Ada sebuah institusi wakaf yang berhasil dieksplorasi dari masyarakat dan dikelola secara modern serta diberdayakan melalui lembaga-lembaga ekonomi syari’ah sehingga berkembang pesat dan mampu membiayai proyek-proyek keagamaan serta menjadi salah satu instrumen kontributif terhadap kesejahteraan masyarakat, yaitu lembaga wakaf Pondok Modern Darussalam Gontor Ponorogo. Badan wakaf Pondok Modern Darussalam Gontor berhasil menghimpun dana (fund rising) tidak terbatas pada tanah dan bangunan (property) tetapi menerima wakaf uang (cash wakaf) yang berasal dari para aghniya dan wali santri, dan menerima wakaf jasa pelayanan, terutama dari alumni yang secara suka rela menyatakan kesediaannya untuk menabdi ke pondok Gontor.

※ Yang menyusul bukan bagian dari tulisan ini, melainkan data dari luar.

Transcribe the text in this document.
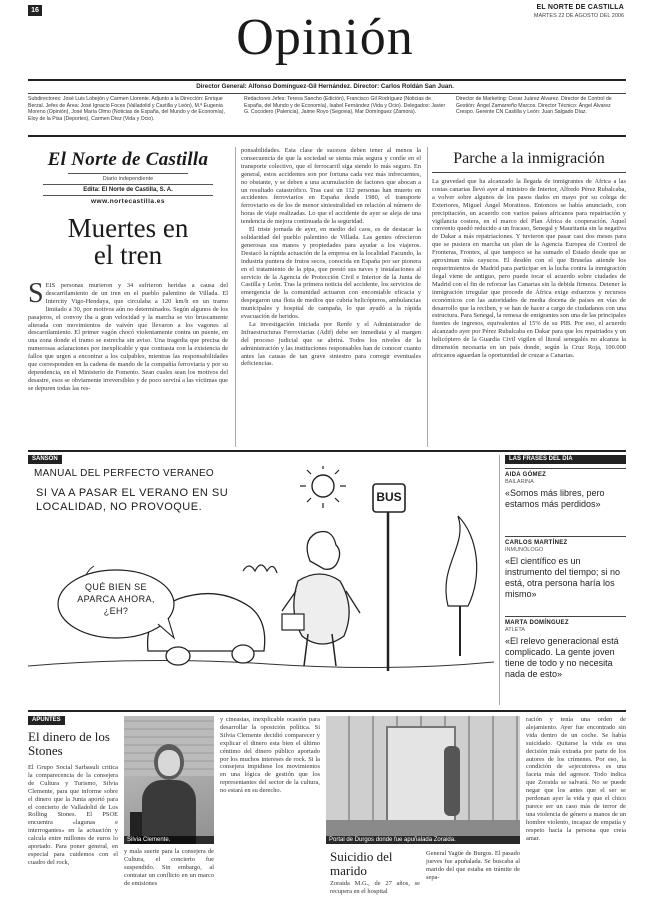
16	EL NORTE DE CASTILLA
MARTES 22 DE AGOSTO DEL 2006
Opinión
Director General: Alfonso Domínguez-Gil Hernández. Director: Carlos Roldán San Juan.
Subdirectores: José Luis Lobejón y Carmen Llorente. Adjunto a la Dirección: Enrique Berzal. Jefes de Área: José Ignacio Foces (Valladolid y Castilla y León), M.ª Eugenia Moreno (Opinión), José María Olmo (Noticias de España, del Mundo y de Economía), Eloy de la Pisa (Deportes), Carmen Díez (Vida y Ocio).
Redactores Jefes: Teresa Sancho (Edición), Francisco Gil Rodríguez (Noticias de España, del Mundo y de Economía), Isabel Fernández (Vida y Ocio). Delegados: Javier G. Cocodero (Palencia), Jaime Royo (Segovia), Mar Domínguez (Zamora).
Director de Marketing: Cesar Juárez Álvarez. Director de Control de Gestión: Ángel Zamarreño Marcos. Director Técnico: Ángel Álvarez Crespo. Gerente CN Castilla y León: Juan Salgado Díaz.
El Norte de Castilla
Diario independiente
Edita: El Norte de Castilla, S. A.
www.nortecastilla.es
Muertes en el tren
SEIS personas murieron y 34 sufrieron heridas a causa del descarrilamiento de un tren en el pueblo palentino de Villada. El Intercity Vigo-Hendaya, que circulaba a 120 km/h en un tramo limitado a 30, por motivos aún no determinados. Según algunos de los pasajeros, el convoy iba a gran velocidad y la marcha se vio bruscamente alterada con movimientos de vaivén que llevaron a los vagones al descarrilamiento. El primer vagón chocó violentamente contra un puente, en una zona donde el tramo se estrecha sin aviso. Una tragedia que precisa de numerosas aclaraciones por inexplicable y que contrasta con la existencia de fallos que urgen a encontrar a los culpables, mientras las responsabilidades que corresponden en la cadena de mando de la compañía ferroviaria y por su dependencia, en el Ministerio de Fomento. Sean cuales sean los motivos del desastre, esos se obviamente irreversibles y de poco servirá a las víctimas que se depuren todas las res-

ponsabilidades. Esta clase de sucesos deben tener al menos la consecuencia de que la sociedad se sienta más segura y confíe en el transporte colectivo, que el ferrocarril siga siendo lo más seguro. En general, estos accidentes son por fortuna cada vez más infrecuentes, no obstante, y se deben a una acumulación de factores que abocan a un resultado catastrófico. Tras casi un 112 personas han muerto en accidentes ferroviarios en España desde 1980, el transporte ferroviario es de los de menor siniestralidad en relación al número de horas de viaje realizadas. Lo que el accidente de ayer se aleja de una tendencia de mejora continuada de la seguridad.

El triste jornada de ayer, en medio del caos, es de destacar la solidaridad del pueblo palentino de Villada. Las gentes ofrecieron generosas sus manos y propiedades para ayudar a los viajeros. Destacó la rápida actuación de la empresa en la localidad Facundo, la industria puntera de frutos secos, conocida en España por ser pionera en el tratamiento de la pipa, que prestó sus naves y instalaciones al servicio de la Agencia de Protección Civil e Interior de la Junta de Castilla y León. Tras la primera noticia del accidente, los servicios de emergencia de la comunidad actuaron con encomiable eficacia y despegaron una flota de medios que cubría helicópteros, ambulancias municipales y hospital de campaña, lo que ayudó a la rápida evacuación de heridos.

La investigación iniciada por Renfe y el Administrador de Infraestructuras Ferroviarias (Adif) debe ser inmediata y al margen del proceso judicial que se abrirá. Todos los niveles de la administración y las instituciones responsables han de conocer cuanto antes las causas de tan grave siniestro para corregir eventuales deficiencias.

Parche a la inmigración
La gravedad que ha alcanzado la llegada de inmigrantes de África a las costas canarias llevó ayer al ministro de Interior, Alfredo Pérez Rubalcaba, a volver sobre algunos de los pasos dados en mayo por su colega de Exteriores, Miguel Ángel Moratinos. Entonces se había anunciado, con precipitación, un acuerdo con varios países africanos para repatriación y vigilancia costera, en el marco del Plan África de cooperación. Aquel convenio quedó reducido a un fracaso, Senegal y Mauritania sin la negativa de Dakar a más repatriaciones. Y tuvieron que pasar casi dos meses para que se pusiera en marcha un plan de la Agencia Europea de Control de Fronteras, Frontex, al que tampoco se ha sumado el Estado desde que se aproximan más cayucos. El desdén con el que Bruselas atiende los requerimientos de Madrid para participar en la lucha contra la inmigración ilegal viene de antiguo, pero puede tocar el acuerdo sobre ciudades de Madrid con el fin de reforzar las Canarias sin la debida firmeza. Detener la inmigración irregular que procede de África exige esfuerzos y recursos económicos con las autoridades de media docena de países en vías de desarrollo que la reciben, y se han de hacer a cargo de ciudadanos con una estructura. Para Senegal, la remesa de emigrantes son una de las principales fuentes de ingresos, equivalentes al 15% de su PIB. Por eso, el acuerdo alcanzado ayer por Pérez Rubalcaba en Dakar para que los repatriados y un helicóptero de la Guardia Civil vigilen el litoral senegalés no alcanza la dimensión necesaria en un país donde, según la Cruz Roja, 100.000 africanos aguardan la oportunidad de cruzar a Canarias.
SANSÓN
MANUAL DEL PERFECTO VERANEO
SI VA A PASAR EL VERANO EN SU LOCALIDAD, NO PROVOQUE.
QUÉ BIEN SE APARCA AHORA, ¿EH?
BUS
LAS FRASES DEL DÍA
AIDA GÓMEZ
BAILARINA
«Somos más libres, pero estamos más perdidos»
CARLOS MARTÍNEZ
INMUNÓLOGO
«El científico es un instrumento del tiempo; si no está, otra persona haría los mismo»
MARTA DOMÍNGUEZ
ATLETA
«El relevo generacional está complicado. La gente joven tiene de todo y no necesita nada de esto»
APUNTES
El dinero de los Stones
El Grupo Social Sarbasuli critica la comparecencia de la consejera de Cultura y Turismo, Silvia Clemente, para que informe sobre el dinero que la Junta aportó para el concierto de Valladolid de Los Rolling Stones. El PSOE encuentra «lagunas e interrogantes» en la actuación y calcula entre millones de euros lo aportado. Para poner general, en especial para cuidemos con el cuadro del rock,
Silvia Clemente.
y mala suerte para la consejera de Cultura, el concierto fue suspendido. Sin embargo, al contratar un conflicto en un marco de emisiones
y cineastas, inexplicable ocasión para desarrollar la oposición política. Si Silvia Clemente decidió comparecer y explicar el dinero esta bien el último céntimo del dinero público aportado por los muchos intereses de rock. Si la consejera impidiese los movimientos en una lógica de gestión que los representantes del sector de la cultura, no estará en su derecho.
Portal de Durgos donde fue apuñalada Zoraida.
Suicidio del marido
Zoraida M.G., de 27 años, se recupera en el hospital
General Yagüe de Burgos. El pasado jueves fue apuñalada. Se buscaba al marido del que estaba en trámite de sepa-
ración y tenía una orden de alejamiento. Ayer fue encontrado sin vida dentro de un coche. Se había suicidado. Quitarse la vida es una decisión más extraña por parte de los autores de los crímenes. Por eso, la condición de «ejecutores» es una faceta más del agresor. Todo indica que Zoraida se salvará. No se puede negar que los antes que el ser se perdonan ayer la vida y que el chico parece ser un caso más de terror de una violencia de género a manos de un hombre violento, incapaz de empatía y respeto hacia la persona que creía amar.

Wakaf Gontor berawal dari wakaf para pendiri pondok (Trimurti)  yang mewakafkan harta milik mereka untuk kepentingan pendidikan dan dakwah Islamiyah. Pengelolaannya diserahkan kepada sebuah lembaga yang dibentuk khusus untuk itu yang diberi nama “Badan Wakaf Pondok Modern Darussalam Gontor”.  Badan wakaf berupaya memberdayakan aset wakaf dengan membuka unit-unit usaha dan pusat-pusat perbelanjaan yang dikendalikan dengan sistem manajemen modern. Pondok Modern Darussalam Gontor sekarang telah memiliki modal usaha yang besar mencapai ratusan miliar rupiah dan memiliki unit-unit usaha yang banyak. Menurut laporan Abdullah Syukri Zarkasyi, unit-unit usaha milik pondok di bawah koordinasi Kopontren berjumlah 25 buah,  bahkan mencapai 50 buah apabila menghitung sub-sub unit yang tersebar di pondok-pondok cabang.  Diantaranya berupa pabrik penggilingan padi, pabrik es, pabrik air minum, percetakan, wartel, waserda, toko buku, toko bahan bangunan, apotek, jasa angkutan, penginapan, balai kesehatan dan beberapa kantin. Penghasilan dari unit-unit usaha ini, Pondok Modern Darussalam Gontor setiap tahun memperoleh keuntungan bersih lebih dari 6 milyar, dan pada tahun 2009 naik mencapai 15 milyar rupiah  yang digunakan untuk memfasilitasi pengembangan pondok, menggaji guru (ustadz), dosen, karyawan, beasiswa dan kegiatan-kegiatan akademik lainnya.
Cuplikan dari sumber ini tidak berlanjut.